Dr. Christie Hartman is an author, behavioral scientist, and dating expert. Her most recent book is Changing Your Game, A Man’s Guide to Success with Women. Check out her website at http://www.christiehartman.com/.
In this day and age, first dates have taken on new meaning. In the world of conventional dating – the world our parents and anyone born in the Baby Boomer era knew – there were fewer first dates and you actually knew the person you sat across from at dinner. But with the advent of online and mobile dating, going on tons of first dates with utter strangers is the new norm.
Simply getting into this new mindset can be a big challenge for many people. They want so badly to find someone they connect with and grow weary of meeting the wrong people. As a result, some develop a method for weeding out these wrong people as soon as possible.

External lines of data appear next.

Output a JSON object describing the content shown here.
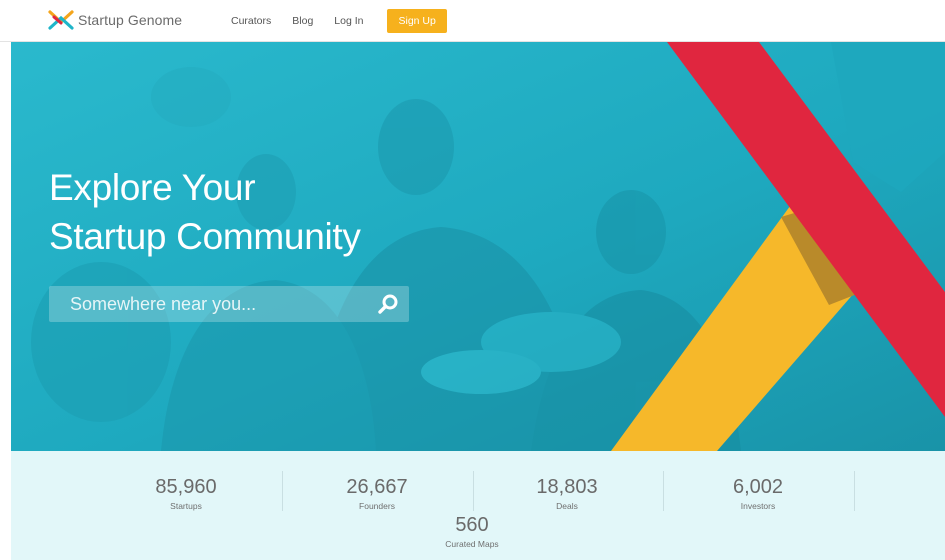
{
  "header": {
    "logo_text": "Startup Genome",
    "nav": {
      "curators": "Curators",
      "blog": "Blog",
      "login": "Log In",
      "signup": "Sign Up"
    }
  },
  "hero": {
    "title_line1": "Explore Your",
    "title_line2": "Startup Community",
    "search": {
      "placeholder": "Somewhere near you...",
      "value": "",
      "icon": "search-icon"
    }
  },
  "stats": [
    {
      "value": "85,960",
      "label": "Startups"
    },
    {
      "value": "26,667",
      "label": "Founders"
    },
    {
      "value": "18,803",
      "label": "Deals"
    },
    {
      "value": "6,002",
      "label": "Investors"
    },
    {
      "value": "560",
      "label": "Curated Maps"
    }
  ],
  "colors": {
    "accent_orange": "#f6b11d",
    "hero_teal": "#21b3c9",
    "ribbon_red": "#e0263f",
    "ribbon_yellow": "#f6b82a",
    "stats_bg": "#e2f7f9"
  }
}
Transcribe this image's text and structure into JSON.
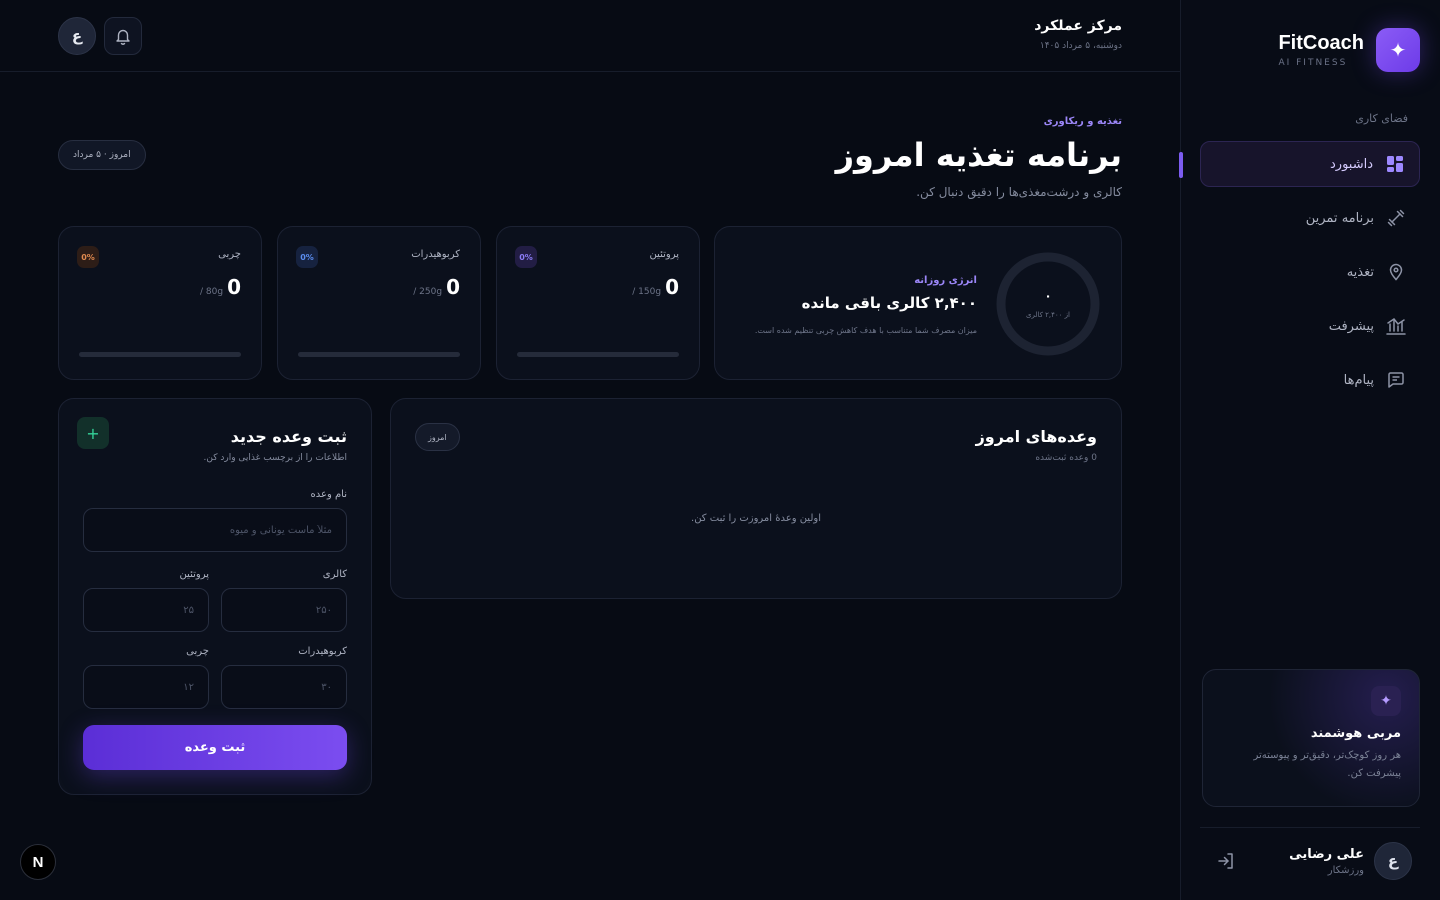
{
  "brand": {
    "name": "FitCoach",
    "sub": "AI FITNESS",
    "logo_icon": "sparkle-icon"
  },
  "sidebar": {
    "section_label": "فضای کاری",
    "items": [
      {
        "label": "داشبورد",
        "icon": "dashboard-icon",
        "active": true
      },
      {
        "label": "برنامه تمرین",
        "icon": "dumbbell-icon",
        "active": false
      },
      {
        "label": "تغذیه",
        "icon": "location-pin-icon",
        "active": false
      },
      {
        "label": "پیشرفت",
        "icon": "bar-chart-icon",
        "active": false
      },
      {
        "label": "پیام‌ها",
        "icon": "chat-icon",
        "active": false
      }
    ],
    "coach_card": {
      "title": "مربی هوشمند",
      "desc": "هر روز کوچک‌تر، دقیق‌تر و پیوسته‌تر پیشرفت کن."
    },
    "user": {
      "initial": "ع",
      "name": "علی رضایی",
      "role": "ورزشکار"
    }
  },
  "topbar": {
    "title": "مرکز عملکرد",
    "date": "دوشنبه، ۵ مرداد ۱۴۰۵",
    "avatar_initial": "ع"
  },
  "header": {
    "eyebrow": "تغذیه و ریکاوری",
    "title": "برنامه تغذیه امروز",
    "subtitle": "کالری و درشت‌مغذی‌ها را دقیق دنبال کن.",
    "date_pill": "امروز · ۵ مرداد"
  },
  "energy": {
    "ring_value": "۰",
    "ring_label": "از ۲,۴۰۰ کالری",
    "label": "انرژی روزانه",
    "remaining": "۲,۴۰۰ کالری باقی مانده",
    "desc": "میزان مصرف شما متناسب با هدف کاهش چربی تنظیم شده است.",
    "progress": 0
  },
  "macros": [
    {
      "name": "پروتئین",
      "value": "0",
      "target": "/ 150g",
      "badge": "0%",
      "color": "#8b7cf6",
      "badge_bg": "#221d44",
      "progress": 0
    },
    {
      "name": "کربوهیدرات",
      "value": "0",
      "target": "/ 250g",
      "badge": "0%",
      "color": "#5b8def",
      "badge_bg": "#16223f",
      "progress": 0
    },
    {
      "name": "چربی",
      "value": "0",
      "target": "/ 80g",
      "badge": "0%",
      "color": "#e08a4f",
      "badge_bg": "#2d1d17",
      "progress": 0
    }
  ],
  "meals": {
    "title": "وعده‌های امروز",
    "count": "0 وعده ثبت‌شده",
    "pill": "امروز",
    "empty": "اولین وعدهٔ امروزت را ثبت کن."
  },
  "new_meal": {
    "title": "ثبت وعده جدید",
    "subtitle": "اطلاعات را از برچسب غذایی وارد کن.",
    "fields": {
      "name": {
        "label": "نام وعده",
        "placeholder": "مثلاً ماست یونانی و میوه"
      },
      "calories": {
        "label": "کالری",
        "placeholder": "۲۵۰"
      },
      "protein": {
        "label": "پروتئین",
        "placeholder": "۲۵"
      },
      "carbs": {
        "label": "کربوهیدرات",
        "placeholder": "۳۰"
      },
      "fat": {
        "label": "چربی",
        "placeholder": "۱۲"
      }
    },
    "submit": "ثبت وعده"
  },
  "dev_badge": "N"
}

What is this method, you ask? I call it the “Let’s cut the crap and get right to the serious stuff so I don’t waste my time with the wrong people” method. Advocates of this method look for reasons to rule someone out by asking difficult and personal questions right up front. Here are a few common examples:
- What led up to your getting divorced?
- Are you looking for marriage and kids?
- I’m looking for a serious relationship. Are you?

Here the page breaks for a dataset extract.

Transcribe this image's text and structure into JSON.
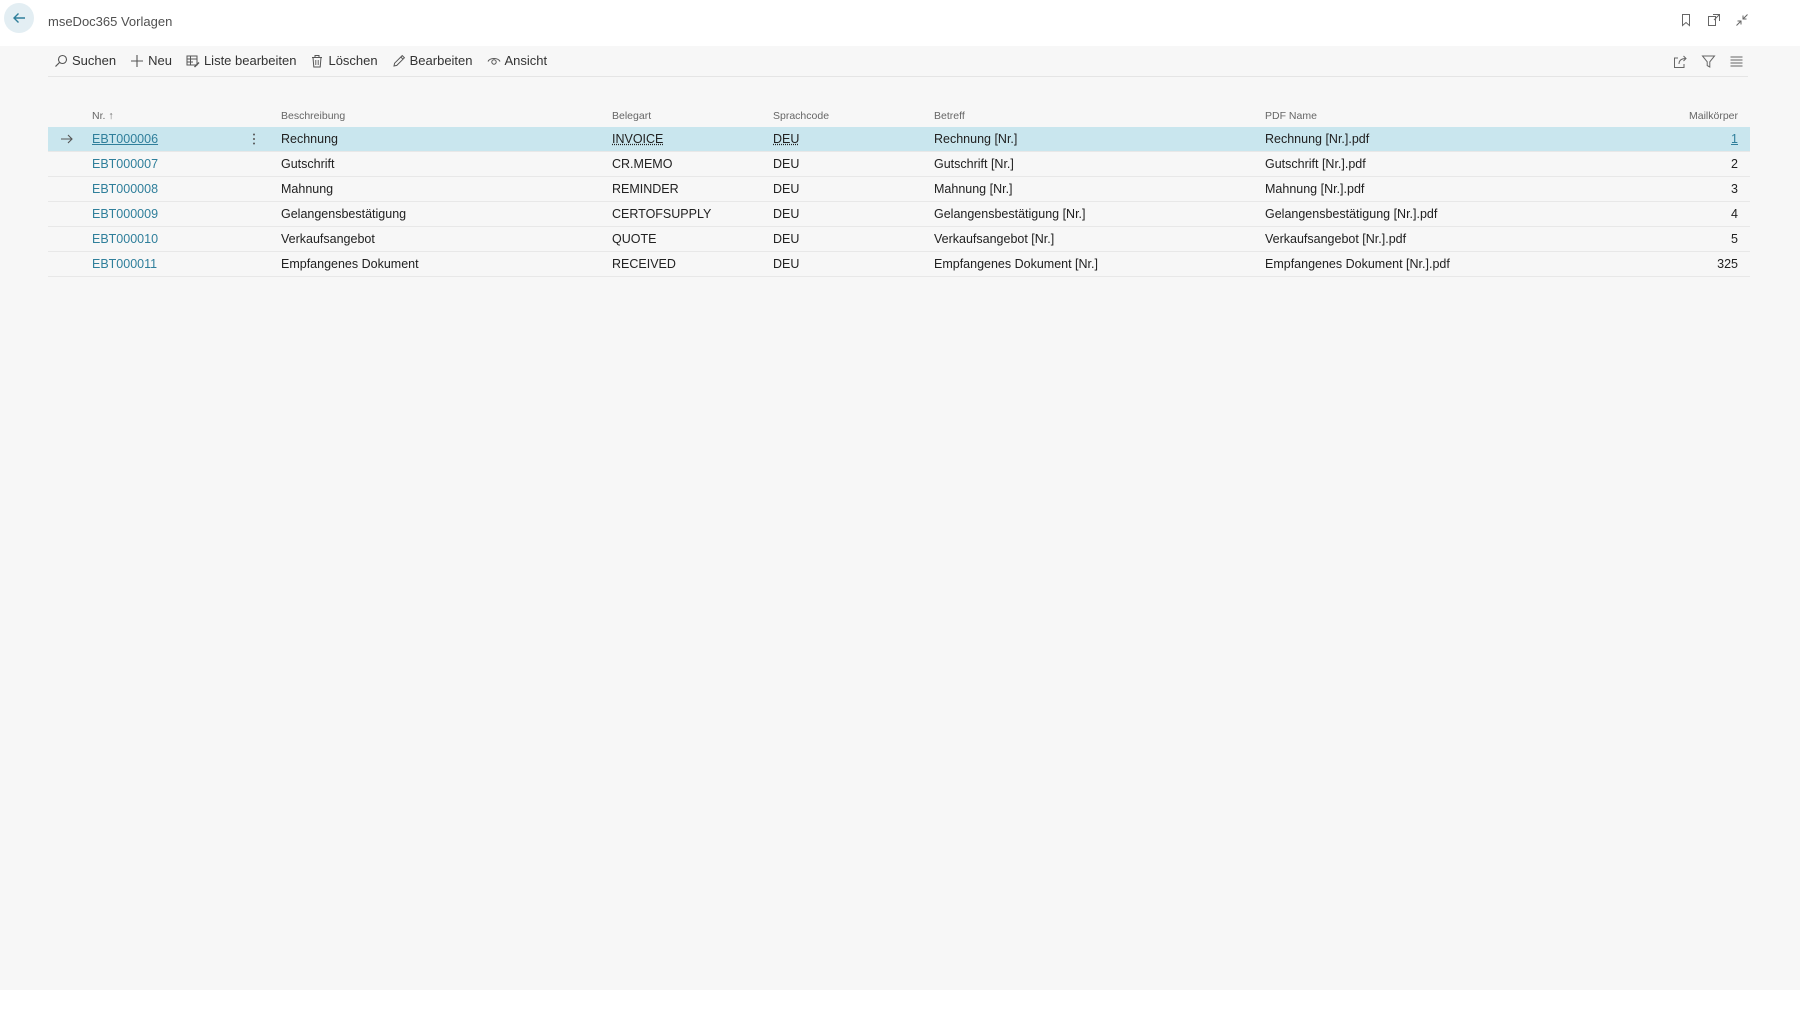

- Why/how did your past relationships end?
- What are your goals in life?
- Why are you still single?
Questions 1-5 are great questions. Crucial questions, even. However, they’re inappropriate to ask someone you hardly know, and have no business on a first date. And Question 6? That one is never appropriate, whether you mean it as “Someone your age shouldn’t be single” or “You seem too great to be single.” There is no good answer to that question. Everyone is single at some point in their life, no matter how great they are.
But I Don’t Want to Waste My Time!
Of course you don’t. You don’t want someone who cheated on their ex with the neighbor, isn’t looking for a serious relationship like you are, or has some other deal-breaker. But first dates should never be interviews, where you ask test questions and see if your date fails. By doing this, you not only rule out the wrong people, you rule out the right ones too. Why? Because even those who pass your test will hate being put on the spot by a total stranger, or will dislike their happy hour taking a turn down Serious Lane.
Remember: A first date, meet-and-greet, or impromptu meeting is an opportunity to get a feel for someone: Is she interesting? Is he polite? Am I interested enough to go on a second date? That’s it. Save the personal questions for people you’ve built rapport and trust with.